Une satisfaction pour moi, si je puis dire, car mon père figure comme F.F.I. et non comme Responsable du Parti Communiste ; sans quoi… je n'ose y penser.
Hommage à ses camarades d'infortune qui se sont tus.
Parallèlement à cette arrestation, des dizaines d'autres survinrent presque simultanément dans des zones différentes les 7, 8, 9 et 16 juin.
Une trahison venant d'en "Haut" ne faisait donc aucun doute.
Aussi, toujours d'après le rapport de la Gestapo du 6 Juillet et dès le début, nous en avons l'explication. Je cite : "D'après les indications données par un chef offensé et véreux de la Résistance, celui que nous désignerons au cours du présent rapport sous le nom de l'Agent "ERICK", sur ses indications à notre service nous avons pu entreprendre, le 6 Juin 1944, l'action connue sous le nom du cas "CATILINA", contre les Giraudistes "GANT", Groupe d'Action Militaire, et contre les Gaullistes M.U.R. (Mouvement Unifié de la Résistance) qui s'étaient réunis officiellement en Février 1944 pour former les F.F.I. (Forces Françaises de l'Intérieur." Fin de citation.
ERICK, nous l'apprîmes à la Libération, était un officier français, fils adoptif d'une bonne famille marseillaise. Offensé de ne pas avoir obtenu l'avancement espéré, il était devenu aigri et véreux. Pour 5 millions de francs en 1944 (ce qui représentait environ 1 250 000 francs en 1972), il n'hésita pas à monnayer sa collaboration avec la Gestapo.

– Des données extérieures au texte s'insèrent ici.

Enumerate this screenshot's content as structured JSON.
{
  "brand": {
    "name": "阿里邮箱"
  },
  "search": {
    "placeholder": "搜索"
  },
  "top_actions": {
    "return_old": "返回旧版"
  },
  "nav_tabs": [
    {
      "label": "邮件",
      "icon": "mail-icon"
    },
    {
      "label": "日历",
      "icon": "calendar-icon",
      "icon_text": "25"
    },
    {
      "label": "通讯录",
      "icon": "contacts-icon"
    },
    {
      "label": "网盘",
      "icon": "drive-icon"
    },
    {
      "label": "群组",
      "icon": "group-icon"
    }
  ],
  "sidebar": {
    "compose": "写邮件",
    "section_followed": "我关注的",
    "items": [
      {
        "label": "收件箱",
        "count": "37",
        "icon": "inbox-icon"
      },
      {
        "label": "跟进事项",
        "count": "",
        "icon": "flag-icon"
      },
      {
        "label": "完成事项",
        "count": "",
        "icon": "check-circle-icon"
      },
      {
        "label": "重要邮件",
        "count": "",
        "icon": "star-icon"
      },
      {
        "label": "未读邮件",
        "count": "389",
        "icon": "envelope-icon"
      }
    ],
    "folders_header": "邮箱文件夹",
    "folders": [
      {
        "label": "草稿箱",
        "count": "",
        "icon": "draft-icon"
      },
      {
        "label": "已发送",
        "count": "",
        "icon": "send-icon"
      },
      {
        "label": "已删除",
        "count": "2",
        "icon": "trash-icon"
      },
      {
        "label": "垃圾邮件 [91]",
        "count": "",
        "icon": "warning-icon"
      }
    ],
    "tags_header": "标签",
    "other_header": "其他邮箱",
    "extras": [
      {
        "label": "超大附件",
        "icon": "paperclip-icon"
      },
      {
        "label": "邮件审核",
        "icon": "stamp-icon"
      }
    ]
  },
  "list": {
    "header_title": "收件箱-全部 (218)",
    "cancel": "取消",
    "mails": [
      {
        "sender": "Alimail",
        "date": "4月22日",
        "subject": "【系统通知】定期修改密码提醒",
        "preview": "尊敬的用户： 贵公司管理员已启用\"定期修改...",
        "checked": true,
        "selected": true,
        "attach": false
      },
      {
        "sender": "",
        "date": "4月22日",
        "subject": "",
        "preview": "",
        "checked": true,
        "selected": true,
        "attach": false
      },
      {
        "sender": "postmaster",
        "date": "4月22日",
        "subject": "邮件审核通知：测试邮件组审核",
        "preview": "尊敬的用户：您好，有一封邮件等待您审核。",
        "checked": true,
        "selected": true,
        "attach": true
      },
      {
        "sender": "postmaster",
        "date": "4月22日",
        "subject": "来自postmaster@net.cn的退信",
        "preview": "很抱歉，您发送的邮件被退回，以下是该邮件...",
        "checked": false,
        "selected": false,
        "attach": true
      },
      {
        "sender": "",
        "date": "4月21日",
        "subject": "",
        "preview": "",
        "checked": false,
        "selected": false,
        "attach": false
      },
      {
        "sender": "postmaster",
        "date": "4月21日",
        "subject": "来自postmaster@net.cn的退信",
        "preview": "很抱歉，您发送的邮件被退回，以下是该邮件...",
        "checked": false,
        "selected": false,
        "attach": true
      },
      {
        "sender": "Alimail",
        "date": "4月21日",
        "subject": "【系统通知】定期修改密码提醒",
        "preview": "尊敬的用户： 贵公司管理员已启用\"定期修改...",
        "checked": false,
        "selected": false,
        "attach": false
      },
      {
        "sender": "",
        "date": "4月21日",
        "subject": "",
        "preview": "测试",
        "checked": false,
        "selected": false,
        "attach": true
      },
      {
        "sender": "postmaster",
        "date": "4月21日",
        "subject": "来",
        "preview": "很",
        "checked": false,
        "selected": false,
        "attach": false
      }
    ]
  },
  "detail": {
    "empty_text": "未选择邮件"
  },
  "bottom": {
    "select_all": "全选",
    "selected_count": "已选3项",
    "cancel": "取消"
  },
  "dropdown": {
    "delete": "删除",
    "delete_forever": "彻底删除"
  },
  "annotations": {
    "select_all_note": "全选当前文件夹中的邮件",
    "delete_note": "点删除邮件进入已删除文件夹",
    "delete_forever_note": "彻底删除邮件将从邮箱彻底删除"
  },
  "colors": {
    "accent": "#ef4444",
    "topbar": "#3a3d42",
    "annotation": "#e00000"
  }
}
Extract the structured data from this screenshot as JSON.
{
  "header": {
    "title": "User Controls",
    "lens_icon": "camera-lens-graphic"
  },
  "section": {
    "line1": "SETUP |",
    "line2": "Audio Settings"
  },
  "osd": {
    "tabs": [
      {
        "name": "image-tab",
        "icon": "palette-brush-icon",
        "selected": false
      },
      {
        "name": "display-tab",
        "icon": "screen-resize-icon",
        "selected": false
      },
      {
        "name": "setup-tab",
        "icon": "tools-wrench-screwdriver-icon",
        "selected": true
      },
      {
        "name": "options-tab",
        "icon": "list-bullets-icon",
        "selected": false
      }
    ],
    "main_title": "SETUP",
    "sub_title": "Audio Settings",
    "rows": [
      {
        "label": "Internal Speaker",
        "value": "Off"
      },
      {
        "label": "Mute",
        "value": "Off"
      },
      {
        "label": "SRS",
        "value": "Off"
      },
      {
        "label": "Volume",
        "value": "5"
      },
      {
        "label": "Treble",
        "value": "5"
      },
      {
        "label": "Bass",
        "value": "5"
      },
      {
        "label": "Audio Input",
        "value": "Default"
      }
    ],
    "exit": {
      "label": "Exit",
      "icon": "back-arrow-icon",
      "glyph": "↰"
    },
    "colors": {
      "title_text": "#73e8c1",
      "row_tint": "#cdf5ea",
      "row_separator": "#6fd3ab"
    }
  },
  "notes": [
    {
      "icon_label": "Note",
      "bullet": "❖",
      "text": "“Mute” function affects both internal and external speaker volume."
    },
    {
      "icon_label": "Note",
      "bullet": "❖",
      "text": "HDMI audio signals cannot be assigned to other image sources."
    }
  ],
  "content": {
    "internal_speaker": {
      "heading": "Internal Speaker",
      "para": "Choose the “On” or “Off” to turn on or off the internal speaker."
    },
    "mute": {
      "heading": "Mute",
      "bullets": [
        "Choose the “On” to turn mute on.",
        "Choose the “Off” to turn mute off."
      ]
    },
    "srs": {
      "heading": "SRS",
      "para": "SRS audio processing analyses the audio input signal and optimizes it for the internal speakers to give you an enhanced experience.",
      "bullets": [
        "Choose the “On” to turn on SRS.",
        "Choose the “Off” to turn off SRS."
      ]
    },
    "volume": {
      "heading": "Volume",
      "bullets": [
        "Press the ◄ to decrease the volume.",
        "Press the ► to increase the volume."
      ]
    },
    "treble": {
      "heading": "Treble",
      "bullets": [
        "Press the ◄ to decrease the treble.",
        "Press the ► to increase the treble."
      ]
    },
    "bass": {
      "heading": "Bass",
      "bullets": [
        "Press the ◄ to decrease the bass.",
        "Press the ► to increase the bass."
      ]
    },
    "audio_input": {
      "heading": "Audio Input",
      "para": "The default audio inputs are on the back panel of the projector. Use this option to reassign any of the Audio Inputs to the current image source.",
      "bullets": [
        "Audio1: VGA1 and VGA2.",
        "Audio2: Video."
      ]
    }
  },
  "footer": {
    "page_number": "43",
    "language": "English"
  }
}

ERICK avait été parachuté dans notre région en Mai 1944. Brusquement, sans nécessité et sans avoir été torturé, il se mit au service de la Gestapo marseillaise à la tête de laquelle officiait le sinistre DUNKER DELAGE, Chef de la Gestapo et tortionnaire à l'occasion.
Celui-ci reçut une première lettre d'ERICK qui lui proposait ses services pour 5 millions de francs et sans autres explications. DUNKER, qui en recevait beaucoup d'autres similaires, et croyant la missive sans intérêt, la jeta au panier.
ERICK récidiva. Il offrit, dans ce second courrier, quelques noms de Résistants connus de DUNKER, mais qui restaient introuvables. DUNKER comprit à ce moment là, qu'il tenait peut-être un informateur inespéré.
Rendez-vous fut donc pris entre les deux hommes et le marché conclu. Après les dénonciations du 6 juin, ERICK déballa tout et le 10 juin 1944, donna des renseignements très précis sur les maquisards campant dans la forêt entre CHARLEVAL et LAMBESC.
Le 12 Juin 1944, à partir de 4 heures du matin, il fut possible à la Gestapo, avec la coopération de la 24ème division d'infanterie, la LUTWAFFE et B.A.D.(?), d'assiéger et d'anéantir le camp en partie.
Bilan de ce jour de combat : 96 ennemis tués et 43 prisonniers (abattus par la suite).
ERICK poursuivit sa "collaboration" avec DUNKER et notamment dans les affaires de CADENET, LOURMARIN, CUCURON, LA MOTTE, GRAMBOIS, LA TOUR d'AIGUES et PERTUIS. On assistera alors à la fusillade de dizaines de patriotes.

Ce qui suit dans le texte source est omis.